Second, an income fund has a large portfolio of corporate bonds. This portfolio stands to make losses when credit spreads of these bonds degrade or when defaults take place.
Hence, the fund may choose to buy credit derivatives which pay when these events happen, or every equity portfolio has exposure to the market index.
Hence, the fund may choose to sell index futures, or buy index put options, in order to reduce the losses that would take place in the event that the market index drops.
According to the regulator it is concerned with the effectiveness of the hedge and its size.
Since funds had raised concerns regarding the thin dividing line between hedging and speculation the regulator has taken pains to clarify this.
According to Sebi, hedging a Rs 1 billion equity portfolio with an average beta of 1.1 with a Rs 1.3 billion short position in index futures is not an acceptable hedge because the over hedged position is equivalent to a naked short position in the future of Rs 0.2 billion.
Similarly, hedging a diversified equity portfolio with an equal short position in a narrow sectoral index would not be acceptable because of the concern on effectiveness.
"A hedge of only that part of the portfolio that is invested in stocks belonging to the same sector of the sectoral index by an equal short position in the sectoral index futures would be acceptable."
Arguing on the same lines, hedging an investment in a stock with a short position in another stocks' futures is not an acceptable hedge because of effectiveness concerns.
This would be true even for merger arbitrage where long and short positions in two merging companies are combined to benefit from deviations of market prices from the swap ratio, Sebi has said.
Hedging with options would be regarded as over-hedging if the notional value of the hedge exceeds the underlying position of the fund even if the option delta is less than the underlying position.
Covered call writing is hedging if the effectiveness and size conditions are met. But here again the size of the hedge in terms of notional value and not option delta must not exceed the underlying portfolio.
With respect to portfolio rebalancing the regulator has said that a fund's position in a stock -underlying and derivatives taken together - should be within the fund's maximum permissible limit in the stock.
For this purpose, stock option long calls should be counted as notional value.
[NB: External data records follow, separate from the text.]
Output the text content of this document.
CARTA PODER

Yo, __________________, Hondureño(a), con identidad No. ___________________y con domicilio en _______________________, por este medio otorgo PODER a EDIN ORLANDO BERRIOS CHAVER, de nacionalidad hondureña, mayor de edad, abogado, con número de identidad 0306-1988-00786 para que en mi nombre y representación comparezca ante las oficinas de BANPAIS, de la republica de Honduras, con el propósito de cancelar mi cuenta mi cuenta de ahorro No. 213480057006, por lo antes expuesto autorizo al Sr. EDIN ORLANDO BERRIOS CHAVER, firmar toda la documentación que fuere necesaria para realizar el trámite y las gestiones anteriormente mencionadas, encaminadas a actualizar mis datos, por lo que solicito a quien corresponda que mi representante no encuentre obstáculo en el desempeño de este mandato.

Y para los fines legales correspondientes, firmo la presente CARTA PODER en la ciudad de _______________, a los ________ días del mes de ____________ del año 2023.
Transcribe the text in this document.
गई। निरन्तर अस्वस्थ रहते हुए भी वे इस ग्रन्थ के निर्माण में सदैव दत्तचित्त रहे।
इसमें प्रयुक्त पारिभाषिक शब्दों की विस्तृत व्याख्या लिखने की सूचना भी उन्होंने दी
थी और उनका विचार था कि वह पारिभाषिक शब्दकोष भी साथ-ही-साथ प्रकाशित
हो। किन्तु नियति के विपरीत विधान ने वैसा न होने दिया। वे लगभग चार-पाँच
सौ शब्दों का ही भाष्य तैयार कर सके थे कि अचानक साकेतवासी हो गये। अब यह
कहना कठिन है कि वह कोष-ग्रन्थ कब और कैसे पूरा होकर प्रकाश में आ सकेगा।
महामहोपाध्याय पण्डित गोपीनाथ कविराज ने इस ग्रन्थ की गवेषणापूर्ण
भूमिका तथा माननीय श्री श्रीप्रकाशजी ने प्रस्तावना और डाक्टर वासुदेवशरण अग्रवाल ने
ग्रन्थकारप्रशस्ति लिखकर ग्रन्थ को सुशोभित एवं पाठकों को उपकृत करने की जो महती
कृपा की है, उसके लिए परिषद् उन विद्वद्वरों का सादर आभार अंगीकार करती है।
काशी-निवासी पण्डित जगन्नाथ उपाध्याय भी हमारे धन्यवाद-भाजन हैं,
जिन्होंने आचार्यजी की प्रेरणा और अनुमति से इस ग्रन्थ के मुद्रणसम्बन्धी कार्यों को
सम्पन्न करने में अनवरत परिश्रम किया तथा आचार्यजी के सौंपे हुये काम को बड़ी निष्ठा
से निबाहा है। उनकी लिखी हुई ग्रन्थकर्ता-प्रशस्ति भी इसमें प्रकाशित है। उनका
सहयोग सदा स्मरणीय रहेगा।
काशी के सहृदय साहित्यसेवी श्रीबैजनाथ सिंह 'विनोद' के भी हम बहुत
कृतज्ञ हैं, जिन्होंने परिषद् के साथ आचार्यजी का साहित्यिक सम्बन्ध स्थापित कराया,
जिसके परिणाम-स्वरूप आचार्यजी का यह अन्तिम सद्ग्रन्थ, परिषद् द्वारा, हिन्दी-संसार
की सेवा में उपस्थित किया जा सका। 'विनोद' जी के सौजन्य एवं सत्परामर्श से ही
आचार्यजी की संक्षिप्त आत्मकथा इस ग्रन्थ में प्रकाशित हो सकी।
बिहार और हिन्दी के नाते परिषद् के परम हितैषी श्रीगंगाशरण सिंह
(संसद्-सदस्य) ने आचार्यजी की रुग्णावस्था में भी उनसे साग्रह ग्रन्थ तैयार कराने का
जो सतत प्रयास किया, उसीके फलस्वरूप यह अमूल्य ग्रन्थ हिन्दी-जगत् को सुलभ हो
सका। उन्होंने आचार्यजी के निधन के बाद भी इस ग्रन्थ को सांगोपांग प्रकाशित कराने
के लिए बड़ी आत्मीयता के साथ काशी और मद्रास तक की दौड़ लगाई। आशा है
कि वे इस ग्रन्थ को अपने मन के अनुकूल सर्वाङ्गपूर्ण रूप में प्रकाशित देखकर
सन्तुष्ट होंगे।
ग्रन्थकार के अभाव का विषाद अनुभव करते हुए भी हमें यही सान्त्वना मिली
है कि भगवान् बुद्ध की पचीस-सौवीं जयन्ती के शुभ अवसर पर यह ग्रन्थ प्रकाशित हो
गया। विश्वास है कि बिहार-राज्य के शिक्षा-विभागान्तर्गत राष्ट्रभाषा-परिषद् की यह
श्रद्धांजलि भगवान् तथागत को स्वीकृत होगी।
Funds have been advocated to take the worst case exposure for complex options positions for both hedging and portfolio rebalancing.
To justify the strategy in a 'hedging and portfolio rebalancing' framework, it is necessary to show that the worst case short position resulting from the strategy is an acceptable hedging activity and that the worst case long position resulting from it is an acceptable portfolio rebalancing activity, Sebi said.